A drop in GDP is among the economic and development impacts of the Covid-19 pandemic, a report from the IMF has revealed.
Sub-Saharan Africa is under threat from unprecedented health and economic crisis due to the Covid-19 pandemic, according to a report by the International Monetary Fund (IMF).
With 7,800 cases across 43 Sub-Saharan countries, as of 13 April, and the number still rising, some major African economies have already been hit, led by South Africa, Cameroon and Burkina Faso, and a further impact on vulnerable groups, including informal workers, and smaller businesses, expected.
“All indications are that the Covid-19 pandemic will exact a heavy human toll and cause an acute economic crisis,” said IMF Africa department director Abebe Aemro Selassie, in a statement.
“The region is facing plummeting global growth, tighter financial conditions, a sharp decline in key export prices, and severe disruptions to economic activity from the measures that have had to be adopted to limit the viral outbreak.”
The region’s GDP will shrink, with the report, Regional Economic Outlook: Sub-Saharan Africa, projecting growth of -1.6%, the worst performance on record and a 5.2% drop from what was previously predicted for 2020. Per capita income, meanhwile, will drop an average 3.9%.
Aside from threatening livelihoods, Selassie added, “the pandemic is reaching the continent at a time when many countries have little room for manoeuvre in their budgets, making it more difficult for policymakers to respond”.
Selassie called for the prioritisation of public health spending, followed by financial support to vulnerable households, particularly informal workers and at-risk industries:
“The ability of countries to mount an adequate response will depend in large part on their access to concessional funding from the international community.”
He also drew attention to the importance of policy and collaboration to supporting companies and jobs: “In support of these domestic measures, a coordinated effort by all development partners will be key.”

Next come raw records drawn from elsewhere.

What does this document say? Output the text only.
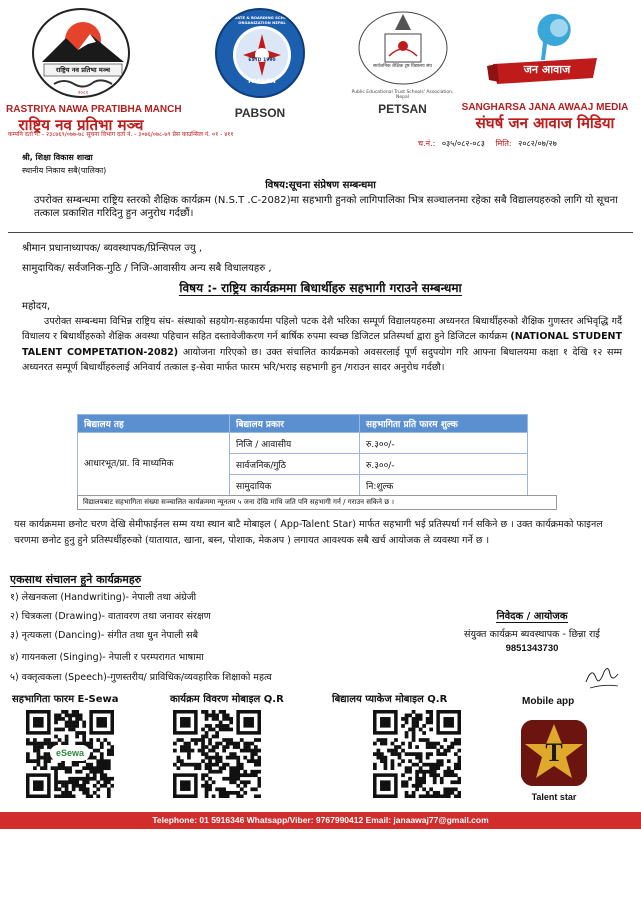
राष्ट्रिय नव प्रतिभा मञ्च
२०८१
RASTRIYA NAWA PRATIBHA MANCH
राष्ट्रिय नव प्रतिभा मञ्च
PABSON
ESTD 1990
PRIVATE & BOARDING SCHOOLS' ORGANIZATION NEPAL
PABSON
सार्वजनिक शैक्षिक ट्रष्ट विद्यालय संघ
Public Educational Trust Schools' Association, Nepal
PETSAN
जन आवाज
SANGHARSA JANA AWAAJ MEDIA
संघर्ष जन आवाज मिडिया
कम्पनि दर्ता नं. - २३८७६९/०७७-७८ सूचना विभाग दर्ता नं. - ३०७६/०७८-७९ प्रेस काउन्सिल नं. ०१ - ४११
च.नं.: ०३५/०८२-०८३ मिति: २०८२/०७/२७
श्री, शिक्षा विकास शाखा
स्थानीय निकाय सबै(पालिका)
विषय:सूचना संप्रेषण सम्बन्धमा
उपरोक्त सम्बन्धमा राष्ट्रिय स्तरको शैक्षिक कार्यक्रम (N.S.T .C-2082)मा सहभागी हुनको लागिपालिका भित्र सञ्चालनमा रहेका सबै विद्यालयहरुको लागि यो सूचना तत्काल प्रकाशित गरिदिनु हुन अनुरोध गर्दछौं।
श्रीमान प्रधानाध्यापक/ ब्यवस्थापक/प्रिन्सिपल ज्यु ,
सामुदायिक/ सर्वजनिक-गुठि / निजि-आवासीय अन्य सबै विधालयहरु ,
विषय :- राष्ट्रिय कार्यक्रममा बिधार्थीहरु सहभागी गराउने सम्बन्धमा
महोदय,
उपरोक्त सम्बन्धमा विभिन्न राष्ट्रिय संघ- संस्थाको सहयोग-सहकार्यमा पहिलो पटक देशै भरिका सम्पूर्ण विद्यालयहरुमा अध्यनरत बिधार्थीहरुको शैक्षिक गुणस्तर अभिवृद्धि गर्दै विधालय र बिधार्थीहरुको शैक्षिक अवस्था पहिचान सहित दस्तावेजीकरण गर्न बार्षिक रुपमा स्वच्छ डिजिटल प्रतिस्पर्धा द्वारा हुने डिजिटल कार्यक्रम (NATIONAL STUDENT TALENT COMPETATION-2082) आयोजना गरिएको छ। उक्त संचालित कार्यक्रमको अवसरलाई पूर्ण सदुपयोग गरि आफ्ना बिधालयमा कक्षा १ देखि १२ सम्म अध्यनरत सम्पूर्ण बिधार्थीहरुलाई अनिवार्य तत्काल इ-सेवा मार्फत फारम भरि/भराइ सहभागी हुन /गराउन सादर अनुरोध गर्दछौ।
बिद्यालय तह	बिद्यालय प्रकार	सहभागिता प्रति फारम शुल्क
आधारभूत/प्रा. वि माध्यमिक	निजि / आवासीय	रु.३००/-
	सार्वजनिक/गुठि	रु.३००/-
	सामुदायिक	नि:शुल्क
विद्यालयबाट सहभागिता संख्या सञ्चालित कार्यक्रममा न्यूनतम ५ जना देखि माथि जति पनि सहभागी गर्न / गराउन सकिने छ ।
यस कार्यक्रममा छनोट चरण देखि सेमीफाईनल सम्म यथा स्थान बाटै मोबाइल ( App-Talent Star) मार्फत सहभागी भई प्रतिस्पर्धा गर्न सकिने छ । उक्त कार्यक्रमको फाइनल चरणमा छनोट हुनु हुने प्रतिस्पर्धीहरुको (यातायात, खाना, बस्न, पोशाक, मेकअप ) लगायत आवश्यक सबै खर्च आयोजक ले व्यवस्था गर्ने छ ।
एकसाथ संचालन हुने कार्यक्रमहरु
१) लेखनकला (Handwriting)- नेपाली तथा अंग्रेजी
२) चित्रकला (Drawing)- वातावरण तथा जनावर संरक्षण
३) नृत्यकला (Dancing)- संगीत तथा धुन नेपाली सबै
४) गायनकला (Singing)- नेपाली र परम्परागत भाषामा
५) वक्तृत्वकला (Speech)-गुणस्तरीय/ प्राविधिक/व्यवहारिक शिक्षाको महत्व
निवेदक / आयोजक
संयुक्त कार्यक्रम ब्यवस्थापक - छिन्ना राई
9851343730
सहभागिता फारम E-Sewa	कार्यक्रम विवरण मोबाइल Q.R	बिद्यालय प्याकेज मोबाइल Q.R
eSewa
Mobile app
T
Talent star
Telephone: 01 5916346 Whatsapp/Viber: 9767990412 Email: janaawaj77@gmail.com
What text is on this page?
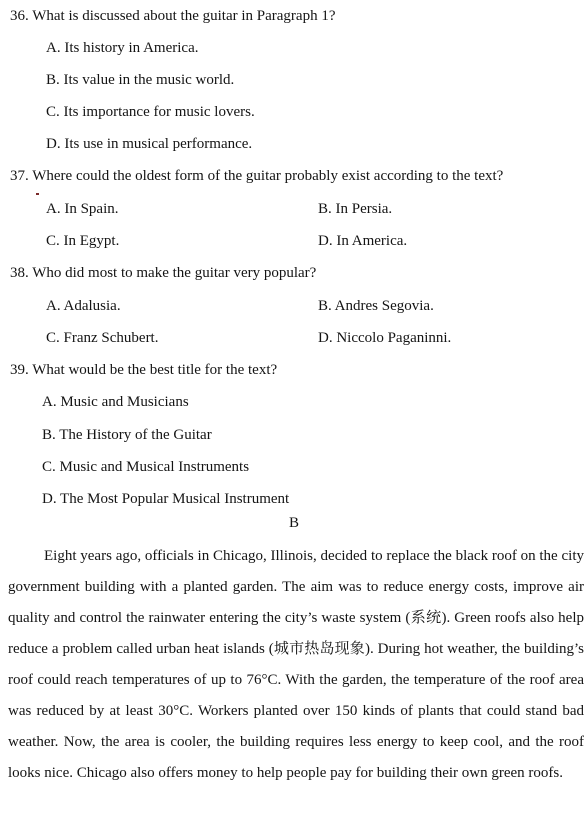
36. What is discussed about the guitar in Paragraph 1?
A. Its history in America.
B. Its value in the music world.
C. Its importance for music lovers.
D. Its use in musical performance.
37. Where could the oldest form of the guitar probably exist according to the text?
A. In Spain.	B. In Persia.
C. In Egypt.	D. In America.
38. Who did most to make the guitar very popular?
A. Adalusia.	B. Andres Segovia.
C. Franz Schubert.	D. Niccolo Paganinni.
39. What would be the best title for the text?
A. Music and Musicians
B. The History of the Guitar
C. Music and Musical Instruments
D. The Most Popular Musical Instrument
B

Eight years ago, officials in Chicago, Illinois, decided to replace the black roof on the city government building with a planted garden. The aim was to reduce energy costs, improve air quality and control the rainwater entering the city’s waste system (系统). Green roofs also help reduce a problem called urban heat islands (城市热岛现象). During hot weather, the building’s roof could reach temperatures of up to 76°C. With the garden, the temperature of the roof area was reduced by at least 30°C. Workers planted over 150 kinds of plants that could stand bad weather. Now, the area is cooler, the building requires less energy to keep cool, and the roof looks nice. Chicago also offers money to help people pay for building their own green roofs.
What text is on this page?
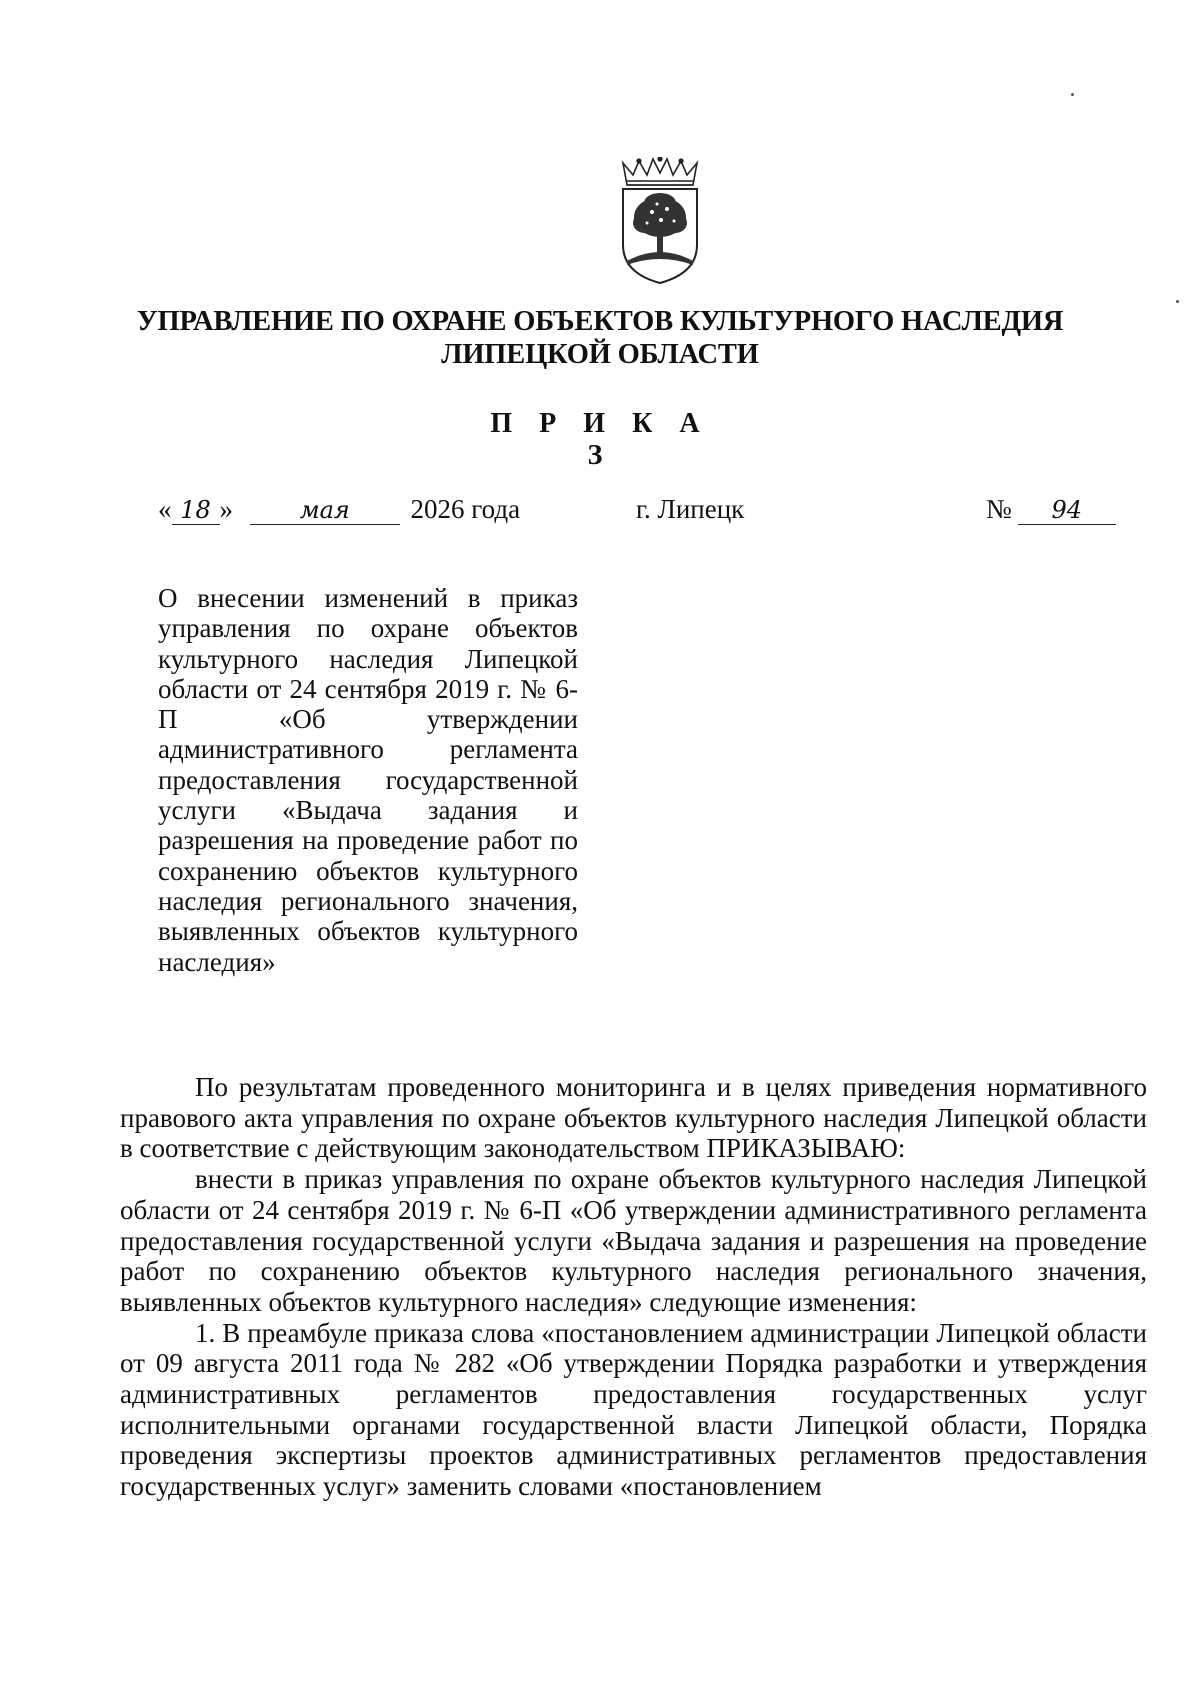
УПРАВЛЕНИЕ ПО ОХРАНЕ ОБЪЕКТОВ КУЛЬТУРНОГО НАСЛЕДИЯ
ЛИПЕЦКОЙ ОБЛАСТИ
П Р И К А З
« 18 »	мая 2026 года	г. Липецк	№ 94
О внесении изменений в приказ управления по охране объектов культурного наследия Липецкой области от 24 сентября 2019 г. № 6-П «Об утверждении административного регламента предоставления государственной услуги «Выдача задания и разрешения на проведение работ по сохранению объектов культурного наследия регионального значения, выявленных объектов культурного наследия»

По результатам проведенного мониторинга и в целях приведения нормативного правового акта управления по охране объектов культурного наследия Липецкой области в соответствие с действующим законодательством ПРИКАЗЫВАЮ:

внести в приказ управления по охране объектов культурного наследия Липецкой области от 24 сентября 2019 г. № 6-П «Об утверждении административного регламента предоставления государственной услуги «Выдача задания и разрешения на проведение работ по сохранению объектов культурного наследия регионального значения, выявленных объектов культурного наследия» следующие изменения:

1. В преамбуле приказа слова «постановлением администрации Липецкой области от 09 августа 2011 года № 282 «Об утверждении Порядка разработки и утверждения административных регламентов предоставления государственных услуг исполнительными органами государственной власти Липецкой области, Порядка проведения экспертизы проектов административных регламентов предоставления государственных услуг» заменить словами «постановлением
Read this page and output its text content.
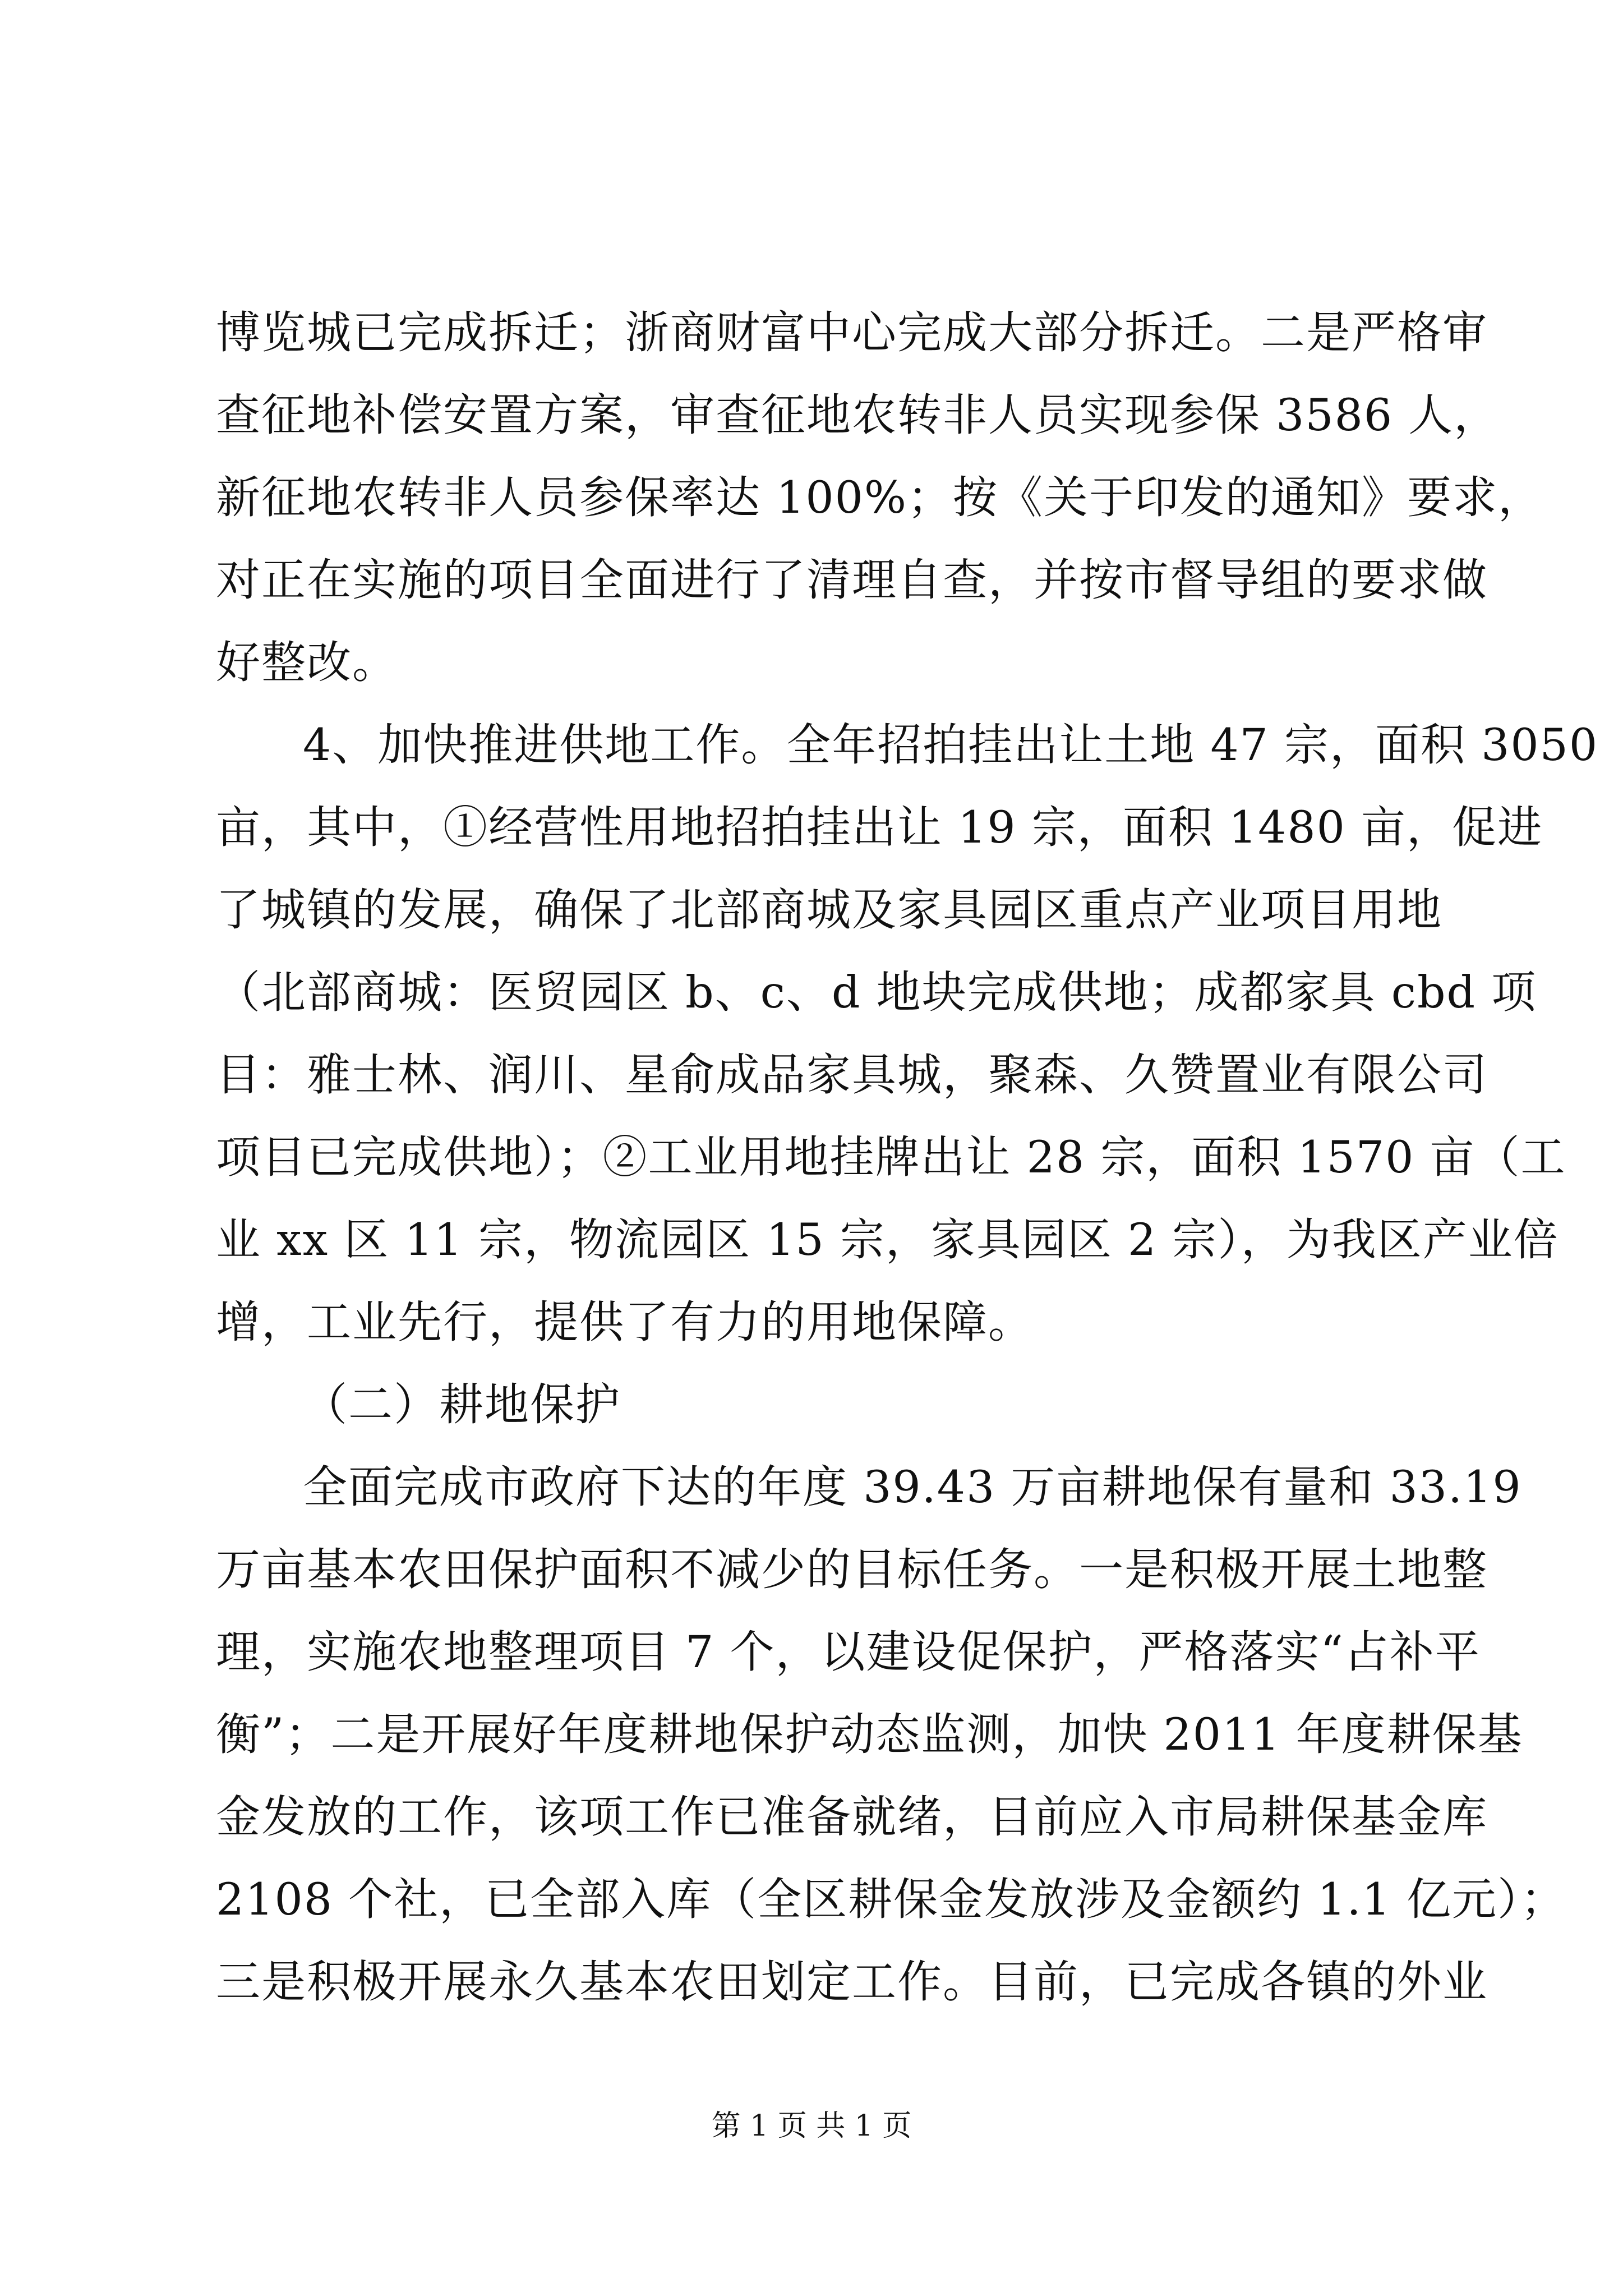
博览城已完成拆迁；浙商财富中心完成大部分拆迁。二是严格审
查征地补偿安置方案，审查征地农转非人员实现参保 3586 人，
新征地农转非人员参保率达 100%；按《关于印发的通知》要求，
对正在实施的项目全面进行了清理自查，并按市督导组的要求做
好整改。
4、加快推进供地工作。全年招拍挂出让土地 47 宗，面积 3050
亩，其中，①经营性用地招拍挂出让 19 宗，面积 1480 亩，促进
了城镇的发展，确保了北部商城及家具园区重点产业项目用地
（北部商城：医贸园区 b、c、d 地块完成供地；成都家具 cbd 项
目：雅士林、润川、星俞成品家具城，聚森、久赞置业有限公司
项目已完成供地）；②工业用地挂牌出让 28 宗，面积 1570 亩（工
业 xx 区 11 宗，物流园区 15 宗，家具园区 2 宗），为我区产业倍
增，工业先行，提供了有力的用地保障。
（二）耕地保护
全面完成市政府下达的年度 39.43 万亩耕地保有量和 33.19
万亩基本农田保护面积不减少的目标任务。一是积极开展土地整
理，实施农地整理项目 7 个，以建设促保护，严格落实“占补平
衡”；二是开展好年度耕地保护动态监测，加快 2011 年度耕保基
金发放的工作，该项工作已准备就绪，目前应入市局耕保基金库
2108 个社，已全部入库（全区耕保金发放涉及金额约 1.1 亿元）；
三是积极开展永久基本农田划定工作。目前，已完成各镇的外业
第 1 页 共 1 页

The IMF is working with financial institutions the World Bank and African Development Bank (AfDB), and developmental organisations World Health Organization and African Union
For its part, Selassie highlighted the USD 11 billion that has been provided to 32 countries in sub-Saharan Africa, with further support in the form of debt relief through the IMF Catastrophe Containment and Relief Trust and campaigning for further debt relief.
The IMF has provided financial support to countries including Morocco, Tunisia, Madagascar, Rwanda, Guinea, Gabon, Senegal, Ivory Coast and Central African Republic.
São Tomé and Príncipe, Cabo Verde, Democratic Republic of Congo, Comoros are among the latest countries to have received approval for IMF support.
AfDB meanwhile, has provide USD$10 to help its members fight the pandemic.